Monday, August 29, 2011

Haymarket

On Roger Ebert’s recommendation I saw “Our Idiot Brother" starring Paul Rudd as Ned, a sweet idealist who cannot resist telling the truth even if it gets him in trouble and embarrasses his pretentious sisters. When a cop in uniform gives him a sob story and wants some pot, he tries to give the man some and gets arrested for his trouble. Later when he tells his parole officer he was so stressed out he smoked a joint, he goes back into the slammer. A couple talk him into a three-way and when he can’t go through with it, he worries that maybe he’s a homophobe. He has a dog named Willie Nelson that befriends one called Dolly Parton.

Speaking of weird dog names, Alissa, boyfriend Josh, and new dog Jerry Seinfeld showed up for breakfast Saturday on their way to a 50th-anniversary party for her maternal grandparents Donna and Bob. Great to see them. Her mom Beth dropped in the day before.

I made lunch for former student Sam Barnett, who brought over a special issue of “AREA Chicago” that he co-edited about the Haymarket Riot and its aftermath. It includes several oral histories that he did. I gave him volume 41 of Steel Shavings that he raved about.

Sunday’s Little League World Series final, won by a California team over Japan, was delayed a couple hours because of Hurricane Irene. Brent Musburger did a good job but sidekick Orel Hershiser was a dud as an analyst. The Japanese team ran a brilliant play, bunting with a man on first and then having the runner go on to third since the infielders were all out of position to cover the base. Orel never commented on it. Similarly, when a California player drove in the winning run a hard single to center with the bases loaded, there was no coverage of whether the runners on first and second touched second and third base – had they not, a force-out would have negated the run.

Today’s the beginning of the Fall semester, and the campus was bustling. It being taco day at the cafeteria, I indulged and had two of them. Jean Poulard was complaining that they kick him out of his SPEA office and exiled him to the fourth floor of Lindenwood.

I returned Doctorow’s “The March” and picked up Kurt Vonnegut’s “A Man Without a Country,” which came out in 2005. He wrote: “The last thing I ever wanted was to be alive when the three most powerful people on the whole planet would be named Bush, Dick, and Colon. In former V-P Cheney’s new book “In MY Time” the Dick takes credit for preventing more attacks on America after 9/11 and slams Secretary of State Powell for not being more of a War Hawk. Vonnegut also writes: “Socialism is no more an evil word than Christianity. Socialism no more prescribed Joseph Stalin and his secret police and shuttered churches than Christianity prescribed the Spanish Inquisition. Both, in fact, prescribe a society dedicated to the proposition that all men, women, and children are created equal and shall not starve.”

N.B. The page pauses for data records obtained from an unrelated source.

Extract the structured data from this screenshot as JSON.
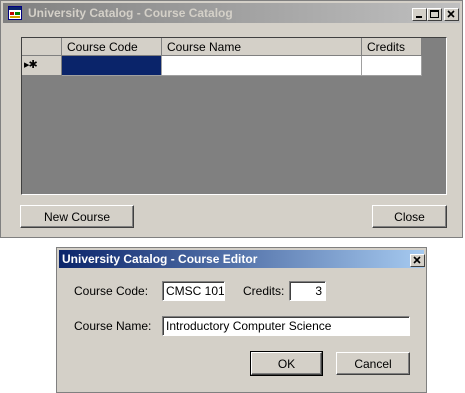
{
  "main_window": {
    "title": "University Catalog - Course Catalog",
    "grid": {
      "columns": [
        "Course Code",
        "Course Name",
        "Credits"
      ],
      "rows": [
        {
          "marker": "▸✱",
          "course_code": "",
          "course_name": "",
          "credits": ""
        }
      ]
    },
    "buttons": {
      "new_course": "New Course",
      "close": "Close"
    }
  },
  "dialog": {
    "title": "University Catalog - Course Editor",
    "course_code_label": "Course Code:",
    "course_code_value": "CMSC 101",
    "credits_label": "Credits:",
    "credits_value": "3",
    "course_name_label": "Course Name:",
    "course_name_value": "Introductory Computer Science",
    "buttons": {
      "ok": "OK",
      "cancel": "Cancel"
    }
  },
  "colors": {
    "window_bg": "#d4d0c8",
    "active_title": "#0a246a",
    "inactive_title": "#808080",
    "selection": "#0a246a",
    "grid_bg": "#808080"
  },
  "icons": {
    "app": "app-window-icon",
    "minimize": "minimize-icon",
    "maximize": "maximize-icon",
    "close": "close-icon",
    "row_marker": "current-new-row-icon"
  }
}
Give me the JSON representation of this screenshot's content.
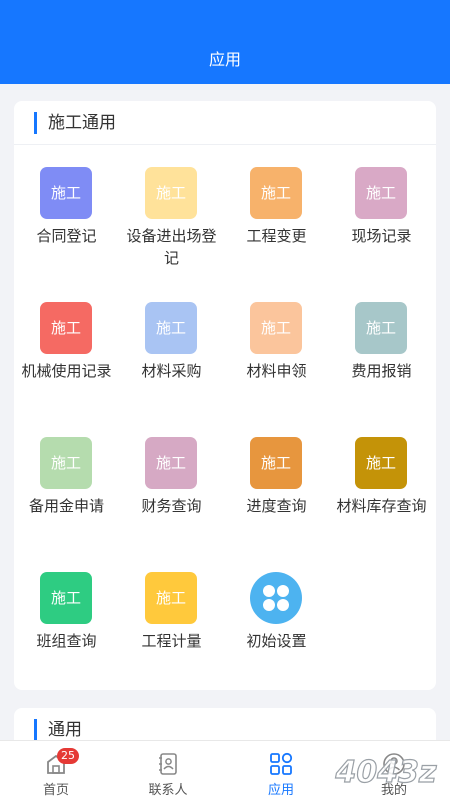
{
  "header": {
    "title": "应用"
  },
  "construction": {
    "title": "施工通用",
    "tile_text": "施工",
    "items": [
      {
        "label": "合同登记",
        "color": "#7f8cf5"
      },
      {
        "label": "设备进出场登记",
        "color": "#ffe29a"
      },
      {
        "label": "工程变更",
        "color": "#f7b26b"
      },
      {
        "label": "现场记录",
        "color": "#d9a9c6"
      },
      {
        "label": "机械使用记录",
        "color": "#f56a63"
      },
      {
        "label": "材料采购",
        "color": "#a9c4f3"
      },
      {
        "label": "材料申领",
        "color": "#fbc59c"
      },
      {
        "label": "费用报销",
        "color": "#a7c7c9"
      },
      {
        "label": "备用金申请",
        "color": "#b5dcae"
      },
      {
        "label": "财务查询",
        "color": "#d6a9c4"
      },
      {
        "label": "进度查询",
        "color": "#e7963e"
      },
      {
        "label": "材料库存查询",
        "color": "#c49308"
      },
      {
        "label": "班组查询",
        "color": "#2ecc82"
      },
      {
        "label": "工程计量",
        "color": "#ffc93c"
      },
      {
        "label": "初始设置",
        "icon": "settings-flower-icon",
        "color": "#4db3f0"
      }
    ]
  },
  "general": {
    "title": "通用"
  },
  "tabbar": {
    "items": [
      {
        "label": "首页",
        "icon": "home-icon",
        "badge": "25"
      },
      {
        "label": "联系人",
        "icon": "contacts-icon"
      },
      {
        "label": "应用",
        "icon": "apps-grid-icon",
        "active": true
      },
      {
        "label": "我的",
        "icon": "profile-icon"
      }
    ]
  },
  "watermark": {
    "text": "4043z"
  }
}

Talked to Gaard Logan about Patti Smith’s memoir “Just Kids” about her friendship with artist Robert Mapplethorpe. They met in 1967 and lived together at the Chelsea Hotel. They were lovers until Mapplethorpe realized he was gay and friends thereafter. She compares him to a fragile emerald bird and says she was his model and he was her muse. He took the photograph that was the album cover for “Horses,” fell under the spell of Andy Warhol (whom Patti distrusted) and died of AIDS in 1989.

Another book reviewed in Magill’s (by John Nizalowski of Mesa State) is “Jack Kerouac and Allen Ginsberg: The Letters.” Ginsberg flowered after publication of his Beat poem “Howl” while Kerouac sank into oblivion shortly after publication of “On the Road.”

Three longtime IUN staff members are retiring, secretary Rhoda Burson, Janet Tayler from Duplicating and Marianne Malyj from Purchasing. All are good people and will be missed.